Shell, Europe’s largest energy company, reported on Thursday its biggest ever quarterly profit, reflecting high prices for oil and natural gas spurred by the war in Ukraine and tightness in world energy markets.
The company’s adjusted earnings of $9.1 billion for the January-March period were almost triple the $3.2 billion it earned in the same period a year earlier.
Shell also said that it would increase the pace of share buybacks in the second quarter, to $4.5 billion, compared with $4 billion for the first quarter, and that it would raise the dividend by 4 percent, to 25 cents per share.
Beyond high energy prices, Shell took advantage of the volatility in the markets to rake in trading profits. It also cut costs deeply during the pandemic, enhancing profit now that prices and sales volumes have risen.
In a statement, Shell’s chief executive, Ben van Beurden, appeared to suggest that the disruption from the war in Ukraine had demonstrated that there was still a need for strong oil and gas businesses despite pressures to tackle climate change.
The war, he said, “has shown that secure, reliable and affordable energy simply cannot be taken for granted.”
Profiting from short supply in diesel and other refined products, Shell’s refining and chemicals units earned $1.2 billion for the quarter, a 50 percent increase from the same period in 2021.

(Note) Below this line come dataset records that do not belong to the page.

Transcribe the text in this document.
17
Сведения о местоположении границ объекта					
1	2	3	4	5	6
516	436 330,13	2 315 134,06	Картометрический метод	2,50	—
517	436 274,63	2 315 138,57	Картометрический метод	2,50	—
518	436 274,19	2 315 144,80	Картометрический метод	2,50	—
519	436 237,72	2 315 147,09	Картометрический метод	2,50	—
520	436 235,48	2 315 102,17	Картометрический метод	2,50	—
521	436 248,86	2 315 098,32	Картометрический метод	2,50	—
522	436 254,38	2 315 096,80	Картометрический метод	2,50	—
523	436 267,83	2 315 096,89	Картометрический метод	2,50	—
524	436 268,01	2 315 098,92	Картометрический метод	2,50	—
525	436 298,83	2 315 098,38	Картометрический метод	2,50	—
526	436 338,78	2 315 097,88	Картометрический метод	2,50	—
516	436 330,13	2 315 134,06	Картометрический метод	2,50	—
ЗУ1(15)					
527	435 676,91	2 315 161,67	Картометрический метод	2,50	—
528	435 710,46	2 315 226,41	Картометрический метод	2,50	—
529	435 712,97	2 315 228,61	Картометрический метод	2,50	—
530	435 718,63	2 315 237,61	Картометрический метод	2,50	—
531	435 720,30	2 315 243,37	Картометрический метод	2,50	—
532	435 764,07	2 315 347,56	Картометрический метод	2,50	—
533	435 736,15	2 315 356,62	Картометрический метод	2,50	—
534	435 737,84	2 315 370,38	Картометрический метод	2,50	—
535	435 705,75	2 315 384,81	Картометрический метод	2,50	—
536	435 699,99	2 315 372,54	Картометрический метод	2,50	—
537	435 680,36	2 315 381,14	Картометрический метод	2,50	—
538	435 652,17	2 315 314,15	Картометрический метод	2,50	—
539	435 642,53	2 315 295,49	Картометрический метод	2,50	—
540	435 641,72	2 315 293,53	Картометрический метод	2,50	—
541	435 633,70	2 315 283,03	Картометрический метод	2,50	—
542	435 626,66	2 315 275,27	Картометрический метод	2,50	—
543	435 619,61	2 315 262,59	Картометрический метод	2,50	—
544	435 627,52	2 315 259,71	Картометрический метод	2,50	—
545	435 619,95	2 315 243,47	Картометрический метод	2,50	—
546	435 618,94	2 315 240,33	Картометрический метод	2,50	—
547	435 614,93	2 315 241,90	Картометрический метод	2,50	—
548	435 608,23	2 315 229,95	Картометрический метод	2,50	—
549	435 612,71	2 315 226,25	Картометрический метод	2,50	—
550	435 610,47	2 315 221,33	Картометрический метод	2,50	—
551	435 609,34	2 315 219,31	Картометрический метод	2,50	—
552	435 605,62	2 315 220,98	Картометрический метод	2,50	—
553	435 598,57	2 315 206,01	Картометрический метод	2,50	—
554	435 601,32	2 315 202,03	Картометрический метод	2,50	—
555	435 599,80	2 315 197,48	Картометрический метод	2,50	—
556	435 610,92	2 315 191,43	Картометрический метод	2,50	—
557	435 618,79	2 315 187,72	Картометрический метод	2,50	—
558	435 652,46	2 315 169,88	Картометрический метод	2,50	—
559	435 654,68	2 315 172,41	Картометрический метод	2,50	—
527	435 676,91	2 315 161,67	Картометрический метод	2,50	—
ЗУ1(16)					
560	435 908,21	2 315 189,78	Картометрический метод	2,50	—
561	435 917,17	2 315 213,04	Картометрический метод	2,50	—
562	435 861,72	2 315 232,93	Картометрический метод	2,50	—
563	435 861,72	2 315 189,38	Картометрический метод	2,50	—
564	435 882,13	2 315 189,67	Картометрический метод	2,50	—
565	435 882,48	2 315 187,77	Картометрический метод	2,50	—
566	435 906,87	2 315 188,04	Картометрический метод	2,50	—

Shell has announced that it is gradually withdrawing from oil and gas activities in Russia. On Thursday, the company said it was taking $4.2 billion in pretax write-offs on those businesses. The charges included $1.1 billion on the loan it extended to build the Nord Stream 2 natural gas pipeline from Russia to Germany, which has now been blocked, and $1.6 billion related to the company’s 27.5 percent ownership of a liquefied natural gas facility on Sakhalin Island in the Russian Far East.
The surge in energy prices has produced bumper earnings for oil companies. On Tuesday, BP reported its highest profit in a decade, more than doubling the figure from a year before.